"I am strong like a mule," he said. "You should see me wrestle with somebody. Clear over my head—I can carry a man in my hands. This is so you can walk fast. Three miles straight down we come to Thurman's ranch, where I get the horses. It's funny how hills make a road far around. Just three miles—that's all. I have walked many times."

Lorraine did not answer him. She felt that he was talking merely to keep her from worrying, and she was fairly sick with anxiety and did not hear half of what he was saying. She was nervously careful about choosing her steps so that she would not stumble and jolt her father. She did not believe that he was wholly unconscious, for she had seen his eyelids tighten and his lips twitch several times, when she waiting for Swan. He had seemed to be in pain and to be trying to hide the fact from her. She felt that Swan knew it, else he would have talked of her dad, would at least have tried to reassure her. But it is difficult to speak of a person who hears what you are saying, and Swan was talking of everything, it seemed to her, except the man they were carrying.

She wondered if it were really true that Swan had sent a call through space for a doctor; straightway she would call herself crazy for even considering for a moment its possibility. If he could do that—but of course he couldn't. He must just imagine it.

Many times Swan had her lower the stretcher to the ground, and would make a great show of rubbing his arms and easing his shoulder muscles. Whenever Lorraine looked full into his face he would grin at her as though nothing was wrong, and when they came to a clear-running stream he emptied the water bottle, dipped up a little fresh water, added brandy, and lifted Brit's head very gently and gave him a drink. Brit opened his eyes and looked at Swan, and from him to Lorraine, but he did not say anything. He still had that tightened look around his mouth which spelled pain.

"Pretty quick now we get you fixed up good," Swan told him cheerfully. "One mile more is all, and we get the horses and I make a good bed for you." He looked a signal, and Lorraine once more took up the stretcher.

Another mile seemed a long way, light though Swan had made the load for her. She thought once that he must have some clairvoyant power, because whenever she felt as if her arms were breaking, Swan would tell her to stop a minute.

"How do you know a doctor will come?" she asked Swan suddenly, when they were resting with the Thurman ranch in view half a mile below them.

Swan did not look at her directly, as had been his custom. She saw a darker shade of red creep up into his cheeks. "My mother says she would send a doctor quick," he replied hesitatingly. "You will see. It is because—your father he is not like other men in this country. Your father is a good man. That is why a doctor comes."

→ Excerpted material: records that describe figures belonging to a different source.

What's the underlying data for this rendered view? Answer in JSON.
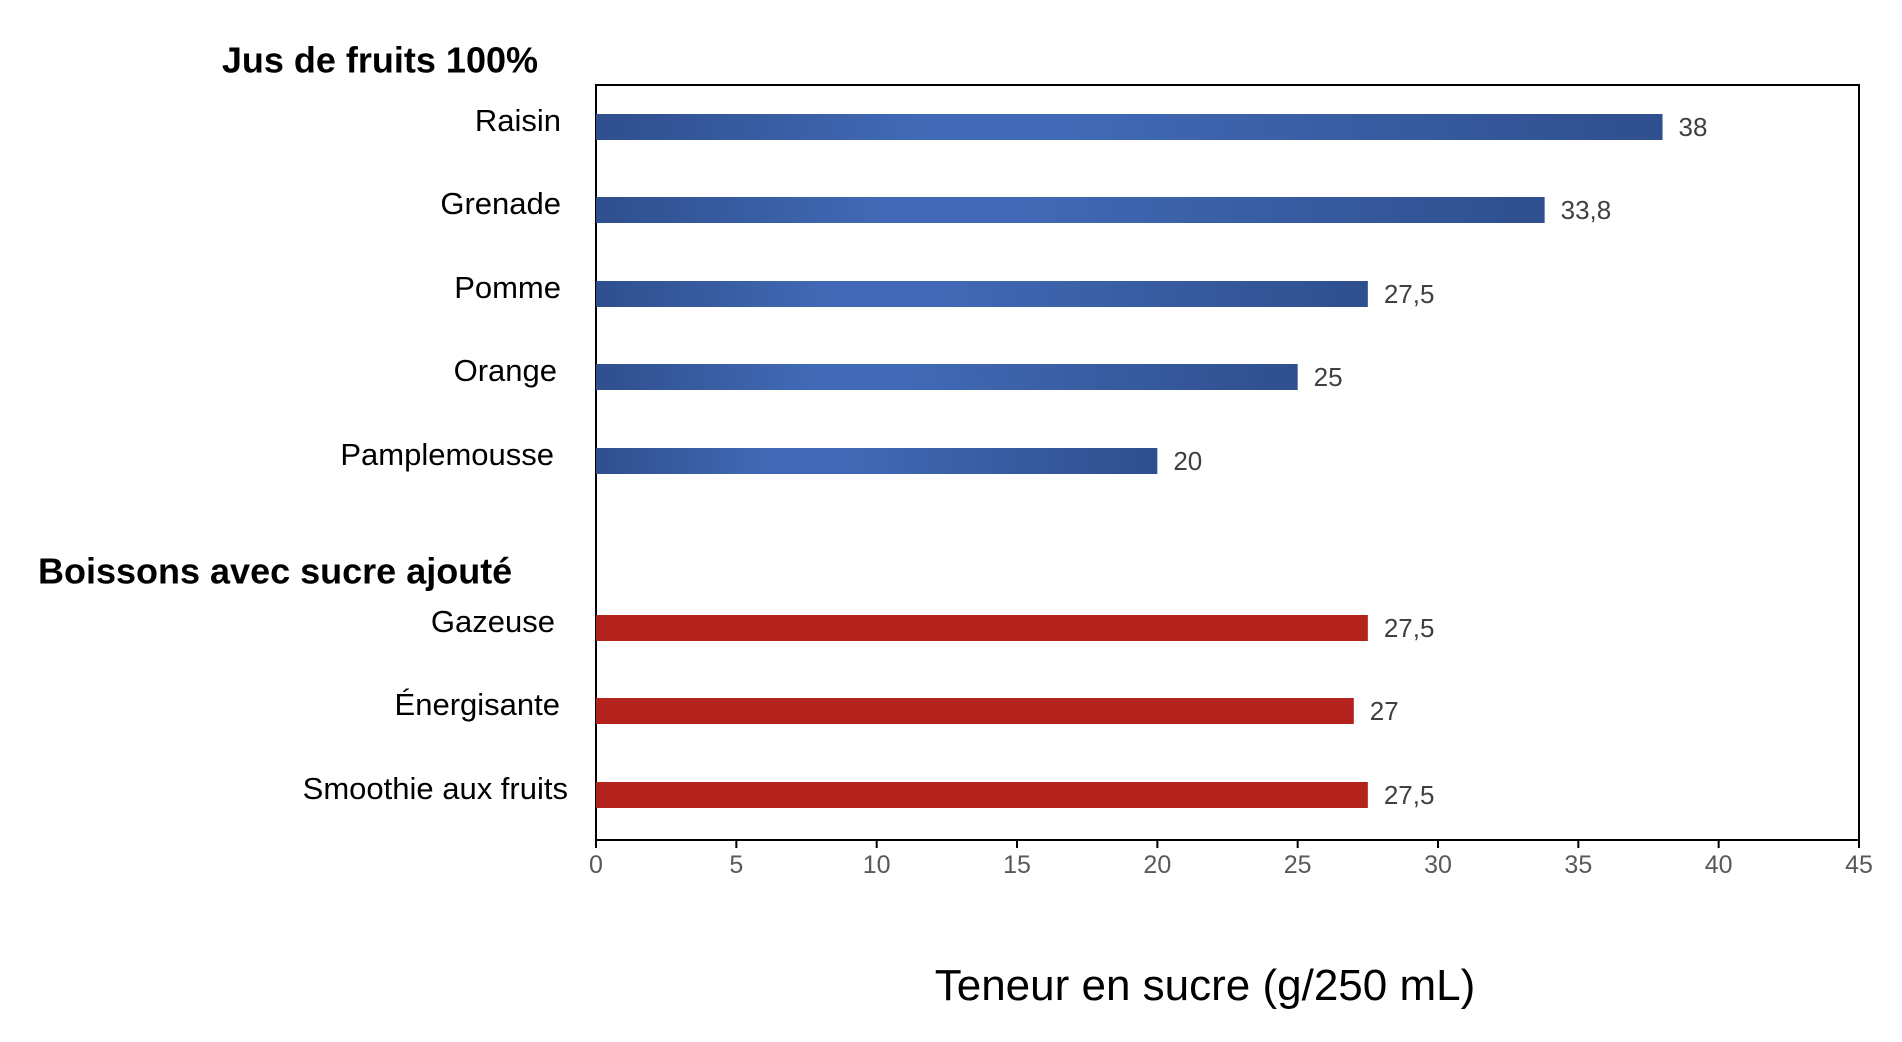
{
  "chart_data": {
    "type": "bar",
    "orientation": "horizontal",
    "xlabel": "Teneur en sucre (g/250 mL)",
    "xlim": [
      0,
      45
    ],
    "xticks": [
      0,
      5,
      10,
      15,
      20,
      25,
      30,
      35,
      40,
      45
    ],
    "grid": false,
    "legend": "none",
    "groups": [
      {
        "title": "Jus de fruits 100%",
        "color": "#3a5fa8",
        "items": [
          {
            "label": "Raisin",
            "value": 38,
            "value_label": "38"
          },
          {
            "label": "Grenade",
            "value": 33.8,
            "value_label": "33,8"
          },
          {
            "label": "Pomme",
            "value": 27.5,
            "value_label": "27,5"
          },
          {
            "label": "Orange",
            "value": 25,
            "value_label": "25"
          },
          {
            "label": "Pamplemousse",
            "value": 20,
            "value_label": "20"
          }
        ]
      },
      {
        "title": "Boissons avec sucre ajouté",
        "color": "#b3221d",
        "items": [
          {
            "label": "Gazeuse",
            "value": 27.5,
            "value_label": "27,5"
          },
          {
            "label": "Énergisante",
            "value": 27,
            "value_label": "27"
          },
          {
            "label": "Smoothie aux fruits",
            "value": 27.5,
            "value_label": "27,5"
          }
        ]
      }
    ]
  }
}
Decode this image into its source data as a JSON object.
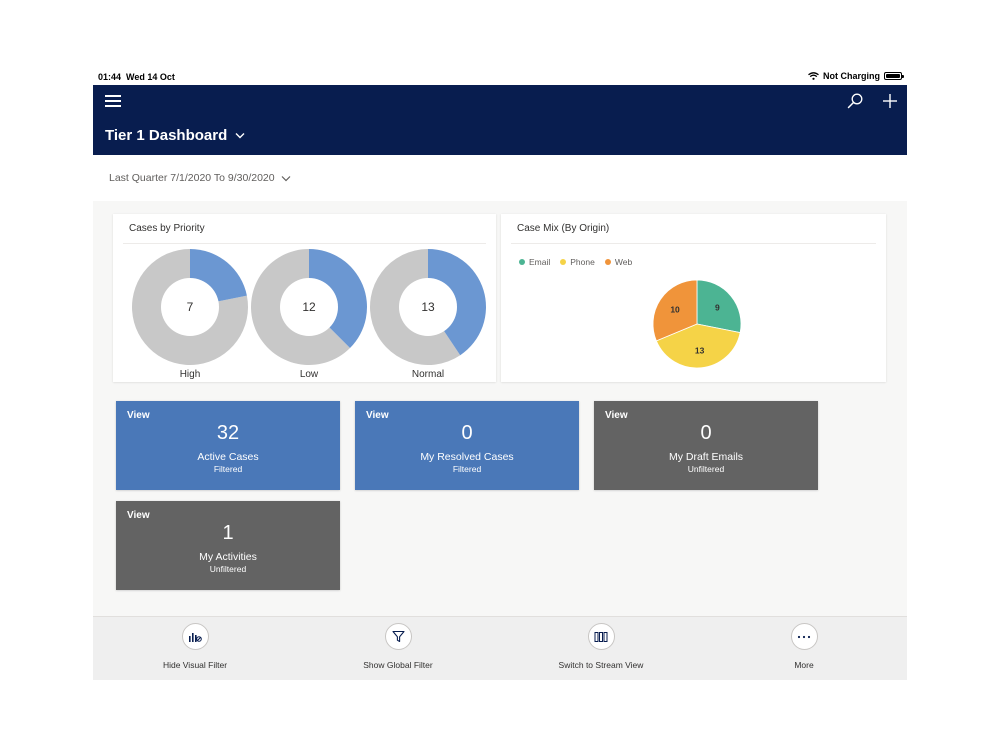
{
  "status_bar": {
    "time": "01:44",
    "date": "Wed 14 Oct",
    "charging": "Not Charging"
  },
  "header": {
    "title": "Tier 1 Dashboard",
    "bg_color": "#081d4f",
    "icons": [
      "hamburger-menu-icon",
      "search-icon",
      "add-icon"
    ]
  },
  "filter": {
    "label": "Last Quarter 7/1/2020 To 9/30/2020"
  },
  "priority_card": {
    "title": "Cases by Priority"
  },
  "origin_card": {
    "title": "Case Mix (By Origin)"
  },
  "chart_data": [
    {
      "type": "pie",
      "variant": "donut",
      "title": "Cases by Priority",
      "categories": [
        "High",
        "Low",
        "Normal"
      ],
      "values": [
        7,
        12,
        13
      ],
      "total": 32,
      "colors": {
        "highlight": "#6b97d2",
        "remainder": "#c8c8c8"
      }
    },
    {
      "type": "pie",
      "title": "Case Mix (By Origin)",
      "categories": [
        "Email",
        "Phone",
        "Web"
      ],
      "values": [
        9,
        13,
        10
      ],
      "colors": [
        "#4cb493",
        "#f5d347",
        "#f0943a"
      ],
      "legend": "top-left"
    }
  ],
  "tiles": [
    {
      "view": "View",
      "count": "32",
      "label": "Active Cases",
      "sub": "Filtered",
      "color": "#4a78b8"
    },
    {
      "view": "View",
      "count": "0",
      "label": "My Resolved Cases",
      "sub": "Filtered",
      "color": "#4a78b8"
    },
    {
      "view": "View",
      "count": "0",
      "label": "My Draft Emails",
      "sub": "Unfiltered",
      "color": "#636363"
    },
    {
      "view": "View",
      "count": "1",
      "label": "My Activities",
      "sub": "Unfiltered",
      "color": "#636363"
    }
  ],
  "bottom_bar": {
    "actions": [
      {
        "label": "Hide Visual Filter",
        "icon": "visual-filter-icon"
      },
      {
        "label": "Show Global Filter",
        "icon": "funnel-icon"
      },
      {
        "label": "Switch to Stream View",
        "icon": "columns-icon"
      },
      {
        "label": "More",
        "icon": "more-icon"
      }
    ]
  }
}
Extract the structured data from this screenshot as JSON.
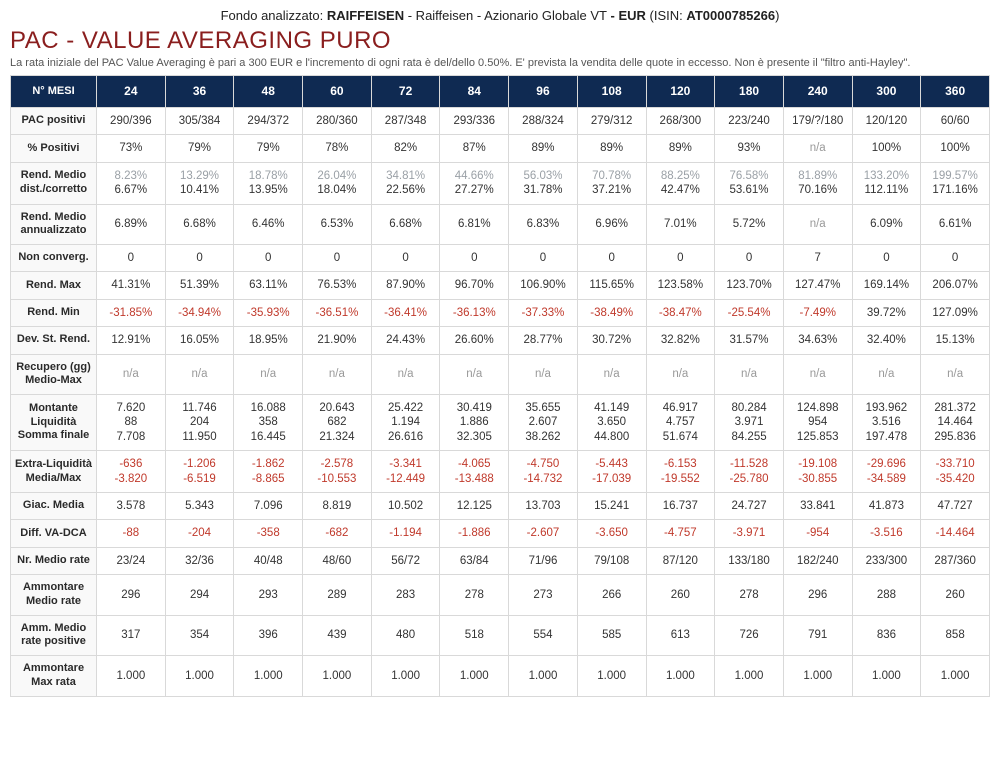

Lorraine looked at him strangely and stooped again to her burden. She did not speak again until they were passing the Thurman fence where it ran up into the mouth of the canyon. A few horses were grazing there, the sun striking their sides with the sheen of satin. They stared curiously at the little procession, snorted and started to run, heads and tails held high. But one wheeled suddenly and came galloping toward them, stopped when he was quite close, ducked and went thundering past to the head of the field. Lorraine gave a sharp little scream and set down the stretcher with a lurch, staring after the horse wide-eyed, her face white.

"They do it for play," Swan said reassuringly. "They don't hurt you. The fence is between, and they don't hurt you anyway."